2. Core Scientific (Stock Code: CORZ)
Core Scientific was established in 2017 and was once one of the top BTC mining companies in the U.S. It went public through a SPAC in 2022 but filed for bankruptcy that same year due to the BTC crash and debt issues; after restructuring, it relisted in January 2024 and quickly entered the AI/HPC service business leveraging its infrastructure advantages.
In 2024, Core Scientific signed a 12-year cooperation agreement with AI cloud service provider CoreWeave to provide up to 200 MW of infrastructure hosting services, with expected total revenue exceeding $3.5 billion; in 2025, CoreWeave proposed to acquire Core Scientific for about $9 billion, but this offer was voted down by Core Scientific's shareholders in October, who believed that the company had greater potential for independent development.
3. Hut 8 (Stock Code: HUT)
Hut 8 was established in 2017 and went public on NASDAQ in 2021, being one of the earliest cryptocurrency mining companies in North America; a key turning point in its transformation was the merger with USBTC in November 2023, enhancing its computing power scale and acquiring USBTC's high-performance computing and AI cloud service business, thus transforming into a diversified digital infrastructure company.
In 2024, Hut 8 raised $150 million through convertible bonds to build AI-related infrastructure; in August 2025, it plans to construct four new sites, adding 1.5 GW of capacity; in March 2025, it partnered with the Trump family to establish American Bitcoin Company, with Eric Trump serving as Chief Strategy Officer, and Hut 8 obtained 80% equity in the new company by providing mining machines; the company has since gone public on NASDAQ in September 2025, and Hut 8 has attracted market attention due to its political and business connections with the Trump family.

Figure: IREN has increased by 987% this year, HUT by 249%, and CORZ by 131%
Data Source: TradingView
3. Key Points and Risks for Future Market Trends
- In the short term, focus on the signing of large contracts and the scaling of upstream capital.
The customer concentration in the AI/HPC business is extremely high, with companies like CoreWeave, Microsoft, and Google handling most of the business demand.

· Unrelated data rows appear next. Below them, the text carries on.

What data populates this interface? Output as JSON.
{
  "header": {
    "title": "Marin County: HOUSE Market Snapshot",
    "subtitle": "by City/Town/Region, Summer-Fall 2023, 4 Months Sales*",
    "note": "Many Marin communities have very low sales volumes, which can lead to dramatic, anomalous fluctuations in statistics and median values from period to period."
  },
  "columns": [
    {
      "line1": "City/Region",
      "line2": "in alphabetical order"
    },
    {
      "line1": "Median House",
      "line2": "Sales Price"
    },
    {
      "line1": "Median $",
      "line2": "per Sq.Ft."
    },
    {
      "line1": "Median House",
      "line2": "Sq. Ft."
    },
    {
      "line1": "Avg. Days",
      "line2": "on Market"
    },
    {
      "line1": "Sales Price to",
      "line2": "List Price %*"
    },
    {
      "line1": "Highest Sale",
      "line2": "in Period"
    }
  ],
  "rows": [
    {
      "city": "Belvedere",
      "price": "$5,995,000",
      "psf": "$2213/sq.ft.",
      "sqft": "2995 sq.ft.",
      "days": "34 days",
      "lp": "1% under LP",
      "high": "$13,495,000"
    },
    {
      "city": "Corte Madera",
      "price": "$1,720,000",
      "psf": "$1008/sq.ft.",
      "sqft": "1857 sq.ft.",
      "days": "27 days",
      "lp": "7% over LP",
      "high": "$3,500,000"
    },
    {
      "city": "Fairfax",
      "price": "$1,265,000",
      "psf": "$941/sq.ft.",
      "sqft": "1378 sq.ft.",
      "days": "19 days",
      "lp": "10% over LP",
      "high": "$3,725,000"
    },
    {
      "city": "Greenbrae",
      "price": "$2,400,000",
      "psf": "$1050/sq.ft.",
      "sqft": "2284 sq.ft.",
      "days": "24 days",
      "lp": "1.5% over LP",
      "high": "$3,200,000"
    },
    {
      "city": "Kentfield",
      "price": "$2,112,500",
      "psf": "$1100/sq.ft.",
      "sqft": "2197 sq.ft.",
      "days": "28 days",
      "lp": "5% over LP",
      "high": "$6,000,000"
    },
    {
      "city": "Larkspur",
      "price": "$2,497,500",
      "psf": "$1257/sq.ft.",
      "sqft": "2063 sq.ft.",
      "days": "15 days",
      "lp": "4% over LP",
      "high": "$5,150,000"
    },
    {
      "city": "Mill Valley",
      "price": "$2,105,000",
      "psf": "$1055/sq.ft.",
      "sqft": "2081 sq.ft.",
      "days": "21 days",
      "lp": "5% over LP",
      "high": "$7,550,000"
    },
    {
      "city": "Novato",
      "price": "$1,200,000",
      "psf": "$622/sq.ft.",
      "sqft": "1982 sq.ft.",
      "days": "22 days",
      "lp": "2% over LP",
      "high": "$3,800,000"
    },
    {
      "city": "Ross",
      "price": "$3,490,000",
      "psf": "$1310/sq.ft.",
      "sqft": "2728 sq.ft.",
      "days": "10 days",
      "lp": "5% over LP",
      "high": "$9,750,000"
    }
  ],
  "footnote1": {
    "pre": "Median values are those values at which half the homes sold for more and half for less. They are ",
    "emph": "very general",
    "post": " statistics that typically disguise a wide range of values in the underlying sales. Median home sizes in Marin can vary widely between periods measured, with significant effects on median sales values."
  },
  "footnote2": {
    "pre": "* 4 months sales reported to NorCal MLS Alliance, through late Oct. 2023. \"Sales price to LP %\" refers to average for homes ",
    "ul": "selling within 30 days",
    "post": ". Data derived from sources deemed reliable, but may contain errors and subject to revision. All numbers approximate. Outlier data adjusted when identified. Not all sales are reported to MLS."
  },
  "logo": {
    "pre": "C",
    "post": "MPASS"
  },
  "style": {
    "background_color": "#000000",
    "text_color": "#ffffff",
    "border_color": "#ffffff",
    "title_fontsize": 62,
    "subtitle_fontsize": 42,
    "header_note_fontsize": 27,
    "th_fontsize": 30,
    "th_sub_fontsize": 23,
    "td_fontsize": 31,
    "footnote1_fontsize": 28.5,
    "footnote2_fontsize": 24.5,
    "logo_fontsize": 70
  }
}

It is essential to closely monitor the Capex (capital expenditure) guidance from upstream companies; if Capex guidance is raised in Q4, it can reasonably be inferred that the AI/HPC business demand for transforming mining companies is growing; simultaneously, the signing of orders and execution pace are also more intuitive indicators to watch.
- In the long term, pay attention to the expandable power scale of mining companies, their ability to maintain low electricity prices, and whether AI can continue to expand to ensure sustained growth in power demand, which will support high valuation levels in the AI/HPC sector. Additionally, data centers are capital-intensive businesses, so it is crucial to monitor the companies' financing capabilities and financial health; the risk of fixed asset depreciation due to technological advancements; and the fact that this sector is still in the narrative and investment phase, necessitating caution against excessive speculation and the risk of performance not meeting expectations.